A 2014 study by the Coalition for International Education found that almost 30% of U.S. business executives surveyed reported “missed opportunities abroad due to a lack of on-staff language skills” and 40% reported that language barriers prevented them from reaching their “international potential”.
A special report by the Economist Intelligence Unit found that 64% of businesses believe language and cultural differences have constrained international expansion plans, with 49% reporting the communication misunderstandings resulted in “financial losses after a major cross-border deal has fallen through”. On the other end of the spectrum, 89% agreed that international communication improved revenues and profits.
Other studies support the idea that multilingualism is good for the economy. According to the World Economic Forum, “countries that actively nurture different languages reap a range of rewards, from more successful exports to a more innovative workforce.”
As the Economist Intelligence Unit puts it, businesses are “dangerously overlooking the need to invest in training”. But with the cost—in terms of both time and money—continues to decrease and the logistics and results continue to improve, the reasons for doing without are becoming nothing more than excuses.

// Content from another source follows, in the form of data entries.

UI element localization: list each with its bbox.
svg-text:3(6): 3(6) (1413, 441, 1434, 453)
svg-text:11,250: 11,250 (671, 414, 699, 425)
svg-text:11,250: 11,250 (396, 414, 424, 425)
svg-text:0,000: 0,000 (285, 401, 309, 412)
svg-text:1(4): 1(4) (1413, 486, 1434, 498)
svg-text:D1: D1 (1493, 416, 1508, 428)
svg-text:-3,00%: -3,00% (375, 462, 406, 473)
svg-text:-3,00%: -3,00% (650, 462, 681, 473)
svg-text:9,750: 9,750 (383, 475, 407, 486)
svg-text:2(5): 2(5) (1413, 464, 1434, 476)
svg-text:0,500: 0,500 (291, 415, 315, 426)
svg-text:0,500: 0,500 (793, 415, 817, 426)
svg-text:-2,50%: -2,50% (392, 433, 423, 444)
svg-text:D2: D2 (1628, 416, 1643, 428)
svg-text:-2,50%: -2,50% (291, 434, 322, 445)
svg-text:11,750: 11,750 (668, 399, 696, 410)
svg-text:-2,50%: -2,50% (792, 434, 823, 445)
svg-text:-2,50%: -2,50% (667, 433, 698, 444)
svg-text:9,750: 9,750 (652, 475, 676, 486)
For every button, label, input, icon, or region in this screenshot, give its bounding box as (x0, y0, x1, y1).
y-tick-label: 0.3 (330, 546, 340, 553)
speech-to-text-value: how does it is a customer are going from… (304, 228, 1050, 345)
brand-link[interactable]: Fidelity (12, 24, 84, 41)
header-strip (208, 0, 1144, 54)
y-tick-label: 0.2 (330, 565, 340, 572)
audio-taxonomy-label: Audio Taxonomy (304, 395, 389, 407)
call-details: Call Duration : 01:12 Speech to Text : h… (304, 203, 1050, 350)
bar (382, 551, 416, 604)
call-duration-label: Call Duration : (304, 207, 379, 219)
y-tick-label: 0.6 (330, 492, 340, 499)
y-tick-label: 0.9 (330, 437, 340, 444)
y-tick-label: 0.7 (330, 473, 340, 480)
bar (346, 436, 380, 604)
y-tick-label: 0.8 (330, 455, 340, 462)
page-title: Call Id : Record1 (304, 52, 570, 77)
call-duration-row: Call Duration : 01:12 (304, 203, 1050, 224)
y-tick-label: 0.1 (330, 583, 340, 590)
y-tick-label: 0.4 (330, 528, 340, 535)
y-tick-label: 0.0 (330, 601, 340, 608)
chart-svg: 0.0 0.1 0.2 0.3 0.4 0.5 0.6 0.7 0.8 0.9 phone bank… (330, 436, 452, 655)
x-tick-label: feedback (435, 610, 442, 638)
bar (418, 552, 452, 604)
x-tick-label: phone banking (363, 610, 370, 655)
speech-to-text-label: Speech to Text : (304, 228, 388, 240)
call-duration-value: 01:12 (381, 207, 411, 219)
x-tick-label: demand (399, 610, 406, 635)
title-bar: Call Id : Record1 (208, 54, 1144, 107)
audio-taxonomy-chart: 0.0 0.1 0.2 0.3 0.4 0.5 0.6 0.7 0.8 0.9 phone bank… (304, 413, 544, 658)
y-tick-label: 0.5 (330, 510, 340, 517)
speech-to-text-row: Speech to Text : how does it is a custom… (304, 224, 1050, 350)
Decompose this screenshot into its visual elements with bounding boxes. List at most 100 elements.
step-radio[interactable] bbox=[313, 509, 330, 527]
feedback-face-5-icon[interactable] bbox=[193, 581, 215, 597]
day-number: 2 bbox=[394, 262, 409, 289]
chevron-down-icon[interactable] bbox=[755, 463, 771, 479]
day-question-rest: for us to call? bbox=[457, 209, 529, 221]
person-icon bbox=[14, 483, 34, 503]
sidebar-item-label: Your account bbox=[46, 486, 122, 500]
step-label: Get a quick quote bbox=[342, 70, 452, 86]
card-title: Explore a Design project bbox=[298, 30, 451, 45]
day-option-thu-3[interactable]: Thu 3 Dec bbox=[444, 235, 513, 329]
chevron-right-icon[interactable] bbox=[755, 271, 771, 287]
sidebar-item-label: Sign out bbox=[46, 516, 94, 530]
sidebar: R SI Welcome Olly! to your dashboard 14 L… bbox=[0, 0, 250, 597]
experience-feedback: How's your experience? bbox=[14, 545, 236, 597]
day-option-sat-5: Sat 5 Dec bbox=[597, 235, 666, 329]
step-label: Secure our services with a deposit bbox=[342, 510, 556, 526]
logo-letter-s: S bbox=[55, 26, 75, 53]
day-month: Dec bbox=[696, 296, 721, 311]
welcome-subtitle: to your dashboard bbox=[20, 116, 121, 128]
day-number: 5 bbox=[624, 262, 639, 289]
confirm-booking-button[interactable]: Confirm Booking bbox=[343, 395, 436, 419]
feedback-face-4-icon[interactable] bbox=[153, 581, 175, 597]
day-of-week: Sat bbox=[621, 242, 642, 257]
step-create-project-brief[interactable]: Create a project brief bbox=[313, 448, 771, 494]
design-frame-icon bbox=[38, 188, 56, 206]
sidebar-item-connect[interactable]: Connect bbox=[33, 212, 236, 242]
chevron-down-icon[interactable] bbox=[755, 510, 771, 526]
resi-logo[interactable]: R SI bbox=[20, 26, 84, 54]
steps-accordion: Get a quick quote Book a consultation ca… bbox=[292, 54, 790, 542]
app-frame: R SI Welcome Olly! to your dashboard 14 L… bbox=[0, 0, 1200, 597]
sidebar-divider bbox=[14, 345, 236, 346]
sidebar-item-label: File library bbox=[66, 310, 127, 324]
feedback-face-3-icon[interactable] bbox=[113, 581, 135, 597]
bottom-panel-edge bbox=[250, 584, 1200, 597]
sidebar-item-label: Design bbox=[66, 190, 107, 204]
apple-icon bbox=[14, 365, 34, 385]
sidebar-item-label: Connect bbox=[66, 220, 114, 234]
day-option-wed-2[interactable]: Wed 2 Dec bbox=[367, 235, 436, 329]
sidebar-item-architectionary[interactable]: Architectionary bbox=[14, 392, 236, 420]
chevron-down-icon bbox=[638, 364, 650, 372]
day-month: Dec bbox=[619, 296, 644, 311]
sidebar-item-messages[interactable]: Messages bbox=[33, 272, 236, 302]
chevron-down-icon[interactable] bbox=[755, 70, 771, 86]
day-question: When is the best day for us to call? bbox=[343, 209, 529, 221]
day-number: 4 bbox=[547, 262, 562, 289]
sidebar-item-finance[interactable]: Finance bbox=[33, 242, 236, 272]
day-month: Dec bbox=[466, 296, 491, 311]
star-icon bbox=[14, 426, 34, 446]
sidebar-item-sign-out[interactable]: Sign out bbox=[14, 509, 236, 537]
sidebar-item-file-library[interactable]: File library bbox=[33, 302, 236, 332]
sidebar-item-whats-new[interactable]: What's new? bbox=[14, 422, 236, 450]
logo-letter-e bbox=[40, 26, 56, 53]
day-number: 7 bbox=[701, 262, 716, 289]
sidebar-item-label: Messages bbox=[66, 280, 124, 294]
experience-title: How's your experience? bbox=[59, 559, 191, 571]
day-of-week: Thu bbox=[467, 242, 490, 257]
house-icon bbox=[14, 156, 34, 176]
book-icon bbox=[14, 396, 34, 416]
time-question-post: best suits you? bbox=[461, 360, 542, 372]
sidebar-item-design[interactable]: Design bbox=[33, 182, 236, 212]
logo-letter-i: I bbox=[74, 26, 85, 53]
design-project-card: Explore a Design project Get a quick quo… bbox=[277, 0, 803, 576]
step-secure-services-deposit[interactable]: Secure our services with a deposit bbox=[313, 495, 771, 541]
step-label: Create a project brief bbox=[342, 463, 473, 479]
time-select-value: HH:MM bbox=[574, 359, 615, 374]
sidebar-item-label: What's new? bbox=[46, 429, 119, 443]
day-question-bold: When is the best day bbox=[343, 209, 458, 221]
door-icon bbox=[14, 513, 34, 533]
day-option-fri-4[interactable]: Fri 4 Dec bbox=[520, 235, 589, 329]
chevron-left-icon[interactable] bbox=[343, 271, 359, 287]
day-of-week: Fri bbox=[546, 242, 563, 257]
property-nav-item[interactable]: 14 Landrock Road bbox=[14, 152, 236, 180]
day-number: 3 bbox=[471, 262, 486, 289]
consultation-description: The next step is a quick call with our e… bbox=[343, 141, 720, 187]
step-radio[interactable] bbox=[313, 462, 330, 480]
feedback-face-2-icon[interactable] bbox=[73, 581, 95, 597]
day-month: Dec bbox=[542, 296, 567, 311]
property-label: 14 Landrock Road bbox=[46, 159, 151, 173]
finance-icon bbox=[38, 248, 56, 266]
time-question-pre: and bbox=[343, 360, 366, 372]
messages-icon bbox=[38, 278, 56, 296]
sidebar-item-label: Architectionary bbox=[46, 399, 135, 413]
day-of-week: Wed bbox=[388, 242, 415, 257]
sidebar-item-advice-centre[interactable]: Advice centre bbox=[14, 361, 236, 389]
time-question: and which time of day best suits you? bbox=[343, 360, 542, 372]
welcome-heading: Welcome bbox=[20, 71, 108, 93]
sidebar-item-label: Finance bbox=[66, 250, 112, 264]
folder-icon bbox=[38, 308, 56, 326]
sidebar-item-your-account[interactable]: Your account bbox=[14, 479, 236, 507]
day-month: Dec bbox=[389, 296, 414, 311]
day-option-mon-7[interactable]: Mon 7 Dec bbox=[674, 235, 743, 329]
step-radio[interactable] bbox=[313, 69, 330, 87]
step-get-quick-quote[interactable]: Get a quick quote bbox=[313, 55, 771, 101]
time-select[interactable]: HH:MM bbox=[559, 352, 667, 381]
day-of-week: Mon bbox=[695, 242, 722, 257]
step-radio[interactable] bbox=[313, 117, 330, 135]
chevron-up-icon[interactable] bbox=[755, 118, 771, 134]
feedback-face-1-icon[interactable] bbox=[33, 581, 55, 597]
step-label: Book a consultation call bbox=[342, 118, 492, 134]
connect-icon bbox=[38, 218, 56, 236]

But organizations cannot always expect the find the ideal candidate with the right combination of experience and language skills. As of the 2014-2015 school year, online 19.66% of K-12 students were enrolled in foreign language classes, indicated the language gap will not close anytime soon.
With innovative online training programs now available, the cost of language learning should no longer be measured in terms of money or time. The real cost of language learning is the opportunity cost of not doing it.
Imagine that someone is removed from their normal job and sent to a language school somewhere for training. Add up expenses for travel, facility, teachers and administrators, student food and lodging. Add to that the estimated dollar value of the disruption to operations because that person is now unavailable to do his or her job.
That’s too expensive, particularly considering that developing language proficiency takes much longer than the typical few-week long training course that is common for many professional skills. Beyond the beginner levels, even two more months of training moves the needle only slightly.
Of course, language learning does cost money and organizations looking to train employees pay in terms of dollars and cents, not hours and minutes. Innovative online programs can radically reduce the bottom line. In the same way that GPS and mobile devices revolutionized how we navigate, technology has radically improved the way we teach and learn languages.
Online learning has changed how we learn languages, but also when and where. When lessons are delivered online, students can learn anywhere, anytime, on any device. Remember that employee we mentioned above who was sent away to language training, leaving their work in limbo? Not necessary.
Instead of reporting to a schoolhouse for 4+ weeks, learners can train in place, staying where they are and completing language training part time. The cost of training is significantly reduced (remember, no travel, lodging, or facilities required) without the disruption of removing a key person from the team.
Technology is not the total solution, and cannot replace human instruction. We have found that the best answer by far is blending technology-driven learning with human instruction, using each for what it does best.
Computers excel at delivering game-like activities that adjust to each student and drive faster mastery. This lends itself to aspects of language learning like memorizing vocabulary and phrases, which can be executed much faster by a spaced repetition algorithm than a set of hand-made flashcards, for example.
Human instructors excel at planning and leading communicative and peer activities, creating a human connection with the language not easily replicated by technology.
When combined, it looks a bit like this: an instructor creates an online vocabulary lesson; students master the words and phrases through fast-paced, well-sequenced learning activities and arrive in class prepared to use their new vocabulary; the teacher facilitates a debate, a round-robin discussion, or any other compelling, communicative activity.
When done well, blended learning saves time—and increases satisfaction—for both instructors and students:
We’ve seen the benefits of blended learning first hand. A recent cohort of professional language students enrolled in our 12-week blended course achieved the same proficiency gains as a traditional, classroom-based 6-week program. The course may have lasted twice the calendar time, but the 12-week learners only spent four hours per week training, compared to the full-time expectations of the 6-week program. They also trained in place, learning part-time between shifts from the comfort of their own homes. Whether you measure the cost of language learning in terms of time or money, that’s a substantial return on investment.